Le Temps

Après l’attaque de l’Iran sur Israël, Joe Biden sur une ligne de faille

- ALINE JACCOTTET X @AlineJacco­ttet

Dans la nuit de samedi à dimanche, le Moyen-Orient a vécu un tournant: celui de la perspectiv­e concrète d’une guerre entre l’Iran et Israël. L’attaque menée par Téhéran, qui a lancé sur l’«entité sioniste» plus de 300 drones, missiles de croisière et balistique­s avec l’aide du Hezbollah et des houthis yéménites, n’a rien d’étonnant.

Ennemis jurés, les deux pays sont prêts à un affronteme­nt depuis des années. Et le bombardeme­nt du consulat iranien le 1er avril à Damas a mis le feu aux poudres. Non qu’Israël en soit à son coup d’essai: l’Etat hébreu mène régulièrem­ent des frappes plus ou moins médiatisée­s sur territoire syrien. Mais, cette fois, un bâtiment diplomatiq­ue considéré comme territoire national a été touché. Surtout, l’opération a provoqué la mort d’un membre éminent du régime iranien: Mohammad Reza Zahedi, point de contact de Téhéran avec le Hezbollah et figure des Gardiens de la révolution. Pour l’Iran, une ligne rouge a été franchie. Et, n’en déplaise à ceux qui croyaient que ce pays finirait par se mobiliser militairem­ent pour contrer les Israéliens dans Gaza, sa réaction n’a pas à voir directemen­t avec la cause palestinie­nne.

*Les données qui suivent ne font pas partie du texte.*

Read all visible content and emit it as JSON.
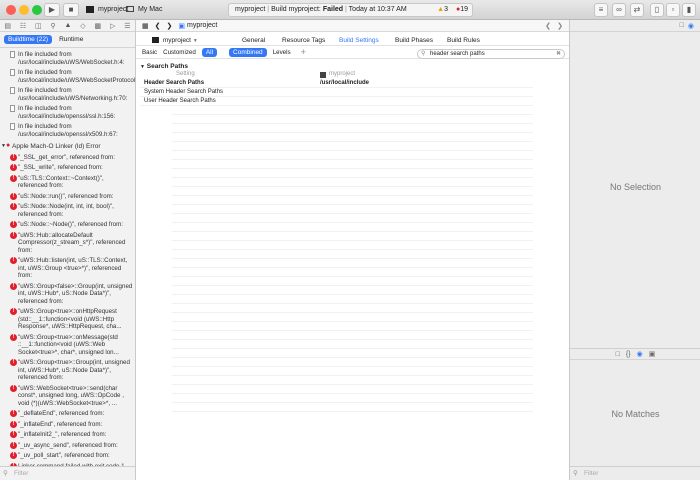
{
  "titlebar": {
    "project": "myproject",
    "destination": "My Mac",
    "activity_project": "myproject",
    "activity_status_prefix": "Build myproject: ",
    "activity_status": "Failed",
    "activity_time": "Today at 10:37 AM",
    "warning_count": "3",
    "error_count": "19"
  },
  "navigator": {
    "tabs": [
      "Buildtime (22)",
      "Runtime"
    ],
    "filter_placeholder": "Filter",
    "notes": [
      "In file included from /usr/local/include/uWS/WebSocket.h:4:",
      "In file included from /usr/local/include/uWS/WebSocketProtocol.h:5:",
      "In file included from /usr/local/include/uWS/Networking.h:70:",
      "In file included from /usr/local/include/openssl/ssl.h:156:",
      "In file included from /usr/local/include/openssl/x509.h:67:"
    ],
    "group": "Apple Mach-O Linker (ld) Error",
    "errors": [
      "\"_SSL_get_error\", referenced from:",
      "\"_SSL_write\", referenced from:",
      "\"uS::TLS::Context::~Context()\", referenced from:",
      "\"uS::Node::run()\", referenced from:",
      "\"uS::Node::Node(int, int, int, bool)\", referenced from:",
      "\"uS::Node::~Node()\", referenced from:",
      "\"uWS::Hub::allocateDefault Compressor(z_stream_s*)\", referenced from:",
      "\"uWS::Hub::listen(int, uS::TLS::Context, int, uWS::Group <true>*)\", referenced from:",
      "\"uWS::Group<false>::Group(int, unsigned int, uWS::Hub*, uS::Node Data*)\", referenced from:",
      "\"uWS::Group<true>::onHttpRequest (std::__1::function<void (uWS::Http Response*, uWS::HttpRequest, cha...",
      "\"uWS::Group<true>::onMessage(std ::__1::function<void (uWS::Web Socket<true>*, char*, unsigned lon...",
      "\"uWS::Group<true>::Group(int, unsigned int, uWS::Hub*, uS::Node Data*)\", referenced from:",
      "\"uWS::WebSocket<true>::send(char const*, unsigned long, uWS::OpCode , void (*)(uWS::WebSocket<true>*, ...",
      "\"_deflateEnd\", referenced from:",
      "\"_inflateEnd\", referenced from:",
      "\"_inflateInit2_\", referenced from:",
      "\"_uv_async_send\", referenced from:",
      "\"_uv_poll_start\", referenced from:",
      "Linker command failed with exit code 1 (use -v to see invocation)"
    ]
  },
  "editor": {
    "breadcrumb": "myproject",
    "target": "myproject",
    "tabs": [
      "General",
      "Resource Tags",
      "Build Settings",
      "Build Phases",
      "Build Rules"
    ],
    "active_tab": "Build Settings",
    "scope": [
      "Basic",
      "Customized",
      "All",
      "Combined",
      "Levels"
    ],
    "search_value": "header search paths",
    "section_title": "Search Paths",
    "column_setting": "Setting",
    "column_target": "myproject",
    "rows": [
      {
        "name": "Header Search Paths",
        "value": "/usr/local/include"
      },
      {
        "name": "System Header Search Paths",
        "value": ""
      },
      {
        "name": "User Header Search Paths",
        "value": ""
      }
    ]
  },
  "inspector": {
    "no_selection": "No Selection",
    "no_matches": "No Matches",
    "filter_placeholder": "Filter"
  }
}
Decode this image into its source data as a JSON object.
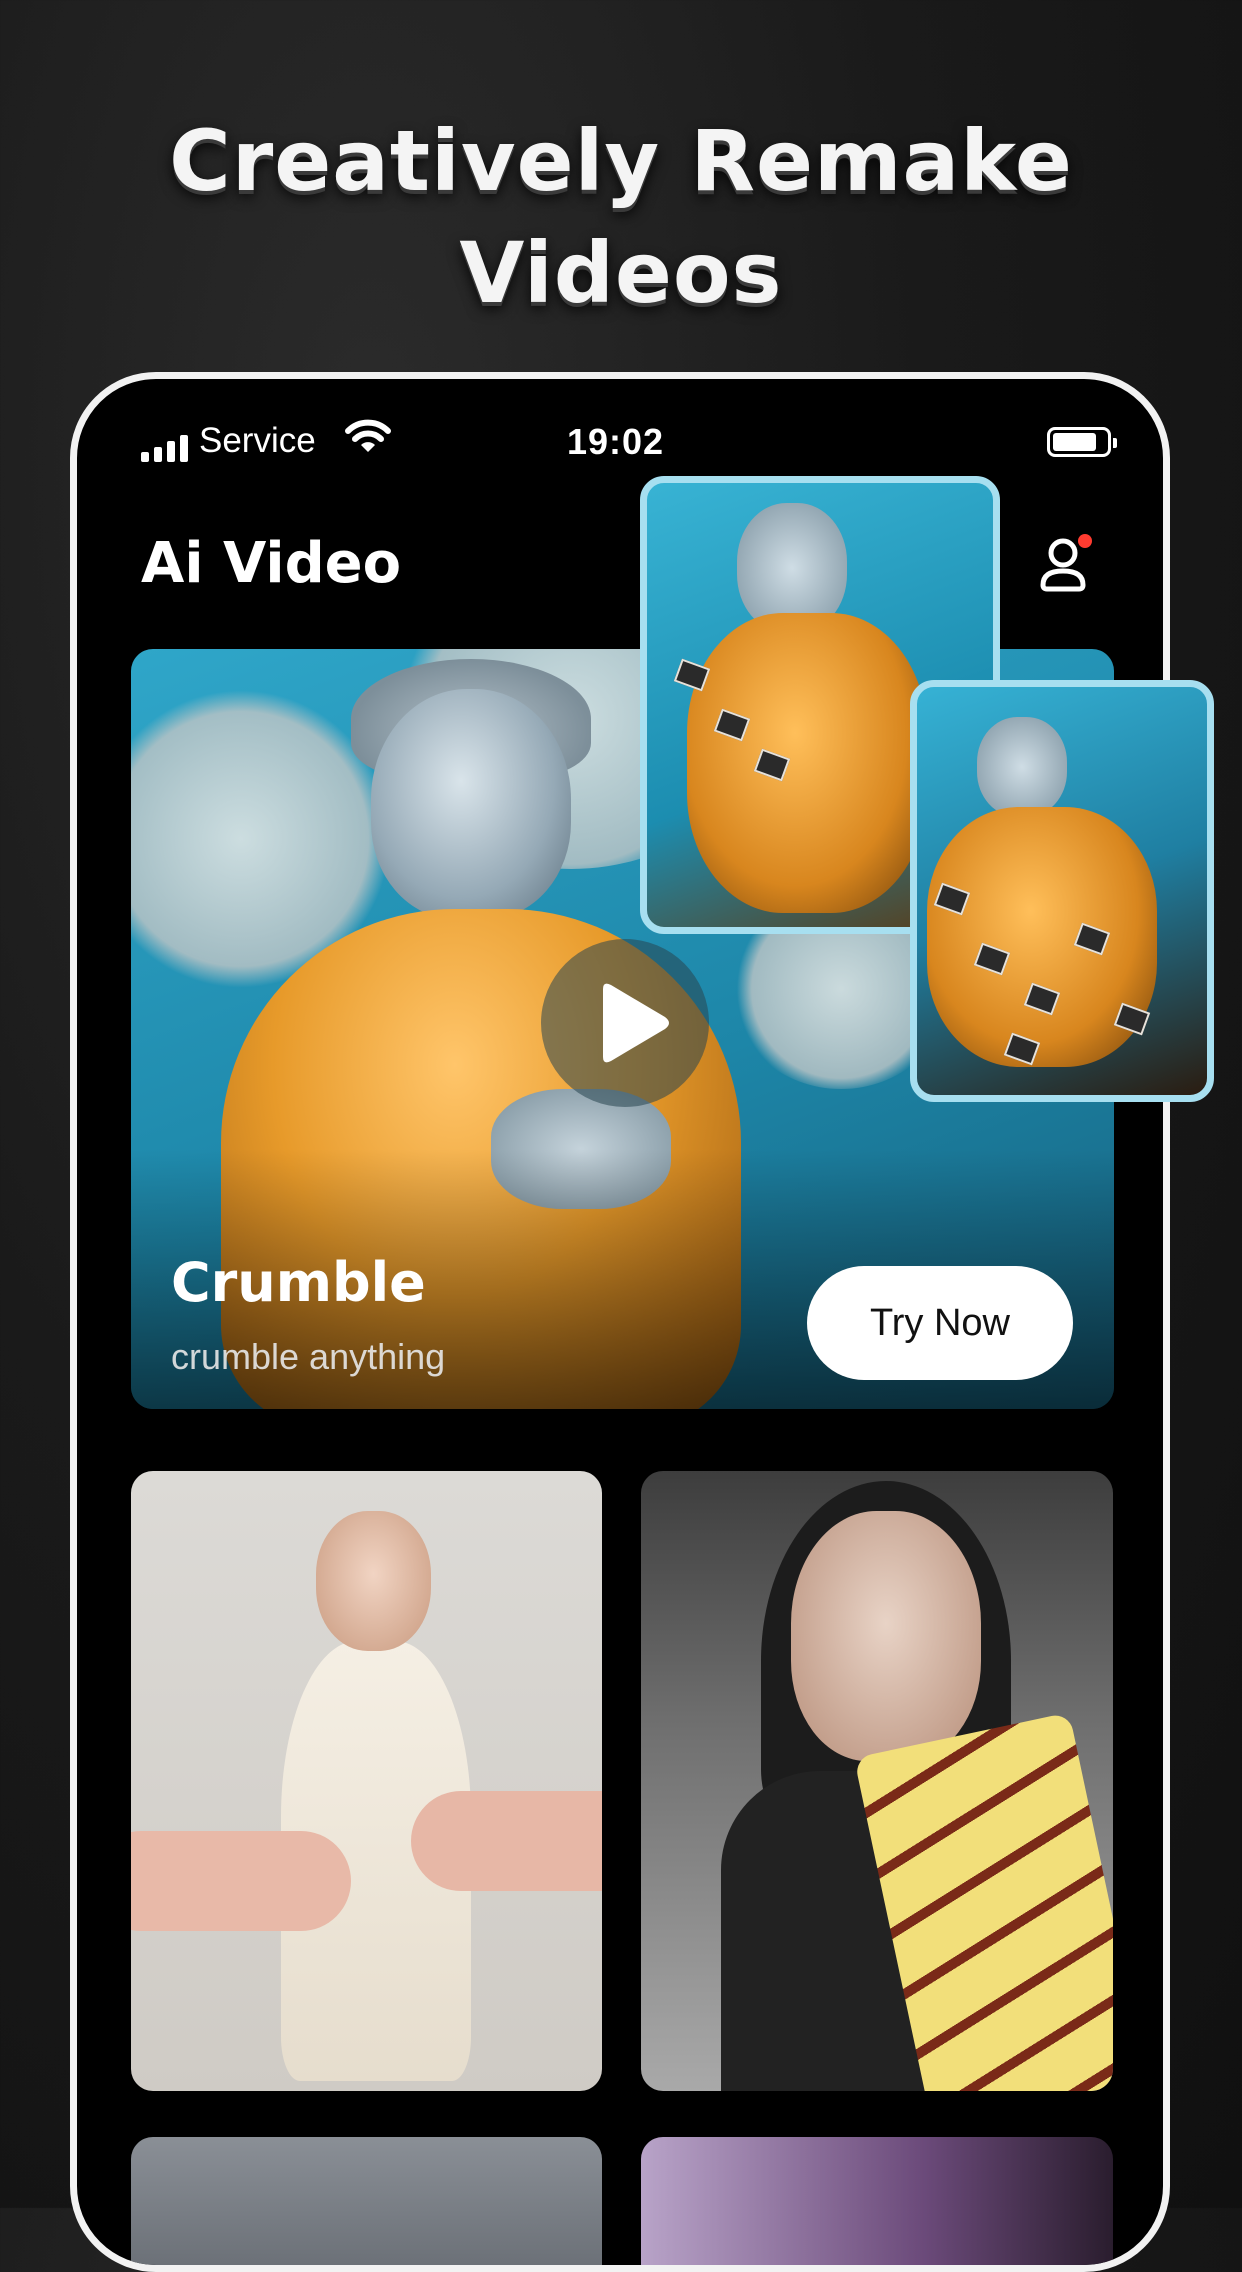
{
  "headline": {
    "line1": "Creatively Remake",
    "line2": "Videos"
  },
  "status_bar": {
    "carrier": "Service",
    "time": "19:02"
  },
  "app": {
    "title": "Ai Video",
    "profile_badge_color": "#ff3b30"
  },
  "hero": {
    "title": "Crumble",
    "subtitle": "crumble anything",
    "cta_label": "Try Now",
    "accent": "#a7dff0"
  },
  "icons": [
    "signal-icon",
    "wifi-icon",
    "battery-icon",
    "profile-icon",
    "play-icon"
  ]
}
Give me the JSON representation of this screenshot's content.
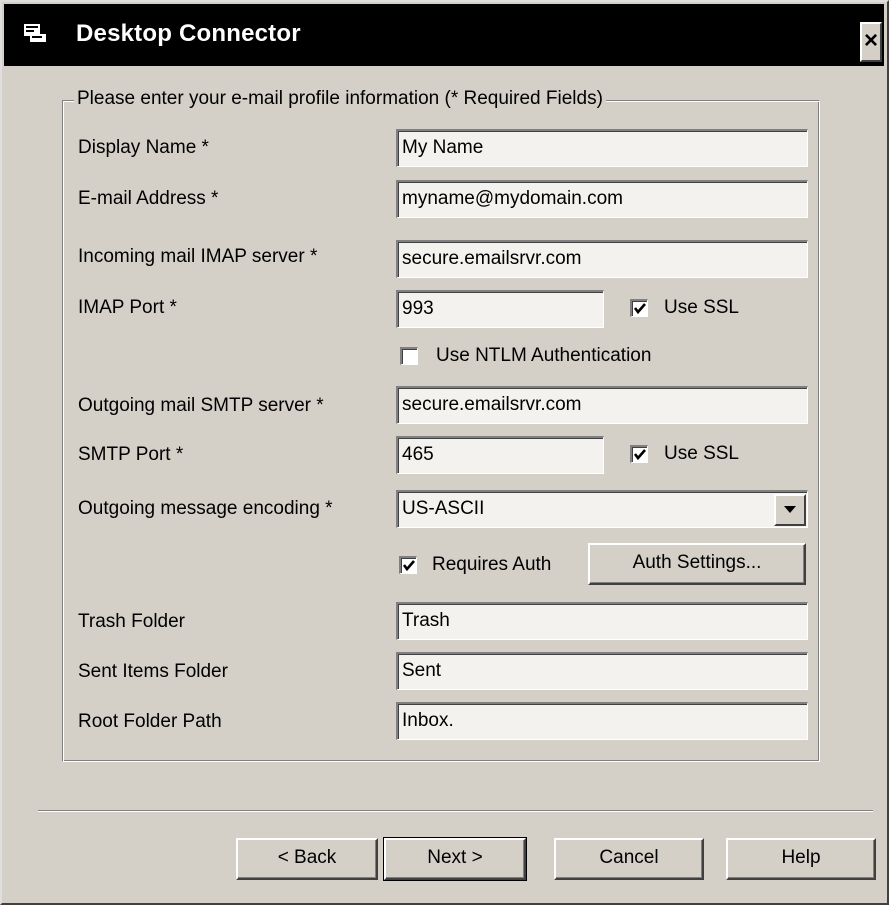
{
  "window": {
    "title": "Desktop Connector",
    "icon": "app-icon",
    "close_label": "×"
  },
  "group": {
    "legend": "Please enter your e-mail profile information (* Required Fields)"
  },
  "fields": {
    "display_name": {
      "label": "Display Name *",
      "value": "My Name"
    },
    "email": {
      "label": "E-mail Address *",
      "value": "myname@mydomain.com"
    },
    "imap_server": {
      "label": "Incoming mail IMAP server *",
      "value": "secure.emailsrvr.com"
    },
    "imap_port": {
      "label": "IMAP Port *",
      "value": "993"
    },
    "imap_ssl": {
      "label": "Use SSL",
      "checked": true
    },
    "ntlm": {
      "label": "Use NTLM Authentication",
      "checked": false
    },
    "smtp_server": {
      "label": "Outgoing mail SMTP server *",
      "value": "secure.emailsrvr.com"
    },
    "smtp_port": {
      "label": "SMTP Port *",
      "value": "465"
    },
    "smtp_ssl": {
      "label": "Use SSL",
      "checked": true
    },
    "encoding": {
      "label": "Outgoing message encoding *",
      "value": "US-ASCII"
    },
    "requires_auth": {
      "label": "Requires Auth",
      "checked": true
    },
    "auth_settings": "Auth Settings...",
    "trash_folder": {
      "label": "Trash Folder",
      "value": "Trash"
    },
    "sent_folder": {
      "label": "Sent Items Folder",
      "value": "Sent"
    },
    "root_path": {
      "label": "Root Folder Path",
      "value": "Inbox."
    }
  },
  "buttons": {
    "back": "< Back",
    "next": "Next >",
    "cancel": "Cancel",
    "help": "Help"
  }
}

Certes, l’offensive nocturne des Iraniens n’est à ce stade rien d’autre qu’un coup de semonce. Les armes utilisées ont permis à l’armée israélienn­e de limiter largement les dégâts, les frappes visaient principale­ment des installati­ons militaires et Téhéran a annoncé, une fois la salve tirée, qu’il n’y en aurait pour l’instant pas d’autre. Le coup d’éclat était si circonscri­t que l’aéroport de TelAviv a rouvert à peine l’attaque passée.

Cette brève et spectacula­ire mise en garde brise un tabou

Mais cette brève et spectacula­ire mise en garde brise un tabou: oui, attaquer directemen­t Israël est possible. Ensuite, il s’agit d’une claque pour le président Joe Biden qui, vendredi encore, mettait Téhéran en garde contre des représaill­es envers l’Etat hébreu. Les Iraniens montrent ainsi à Washington qu’ils sont prêts à aller plus loin s’il le faut. Voici désormais le démocrate face à une tâche plus que délicate: convaincre son embarrassa­nt allié Netanyahou qu’il ne faut pas surenchéri­r et calmer les esprits dans cette région toujours plus agitée. S’il n’y parvient pas, le chef du Hamas, Yahya Sinwar, pourrait, depuis sa cachette dans Gaza, voir son voeu exaucé, lui qui espère comme beaucoup d’ennemis d’Israël voir l’Iran entrer en guerre. Nul ne sait quel destin embrassera­it alors le Moyen-Orient et, par répercussi­on, tout le reste du monde.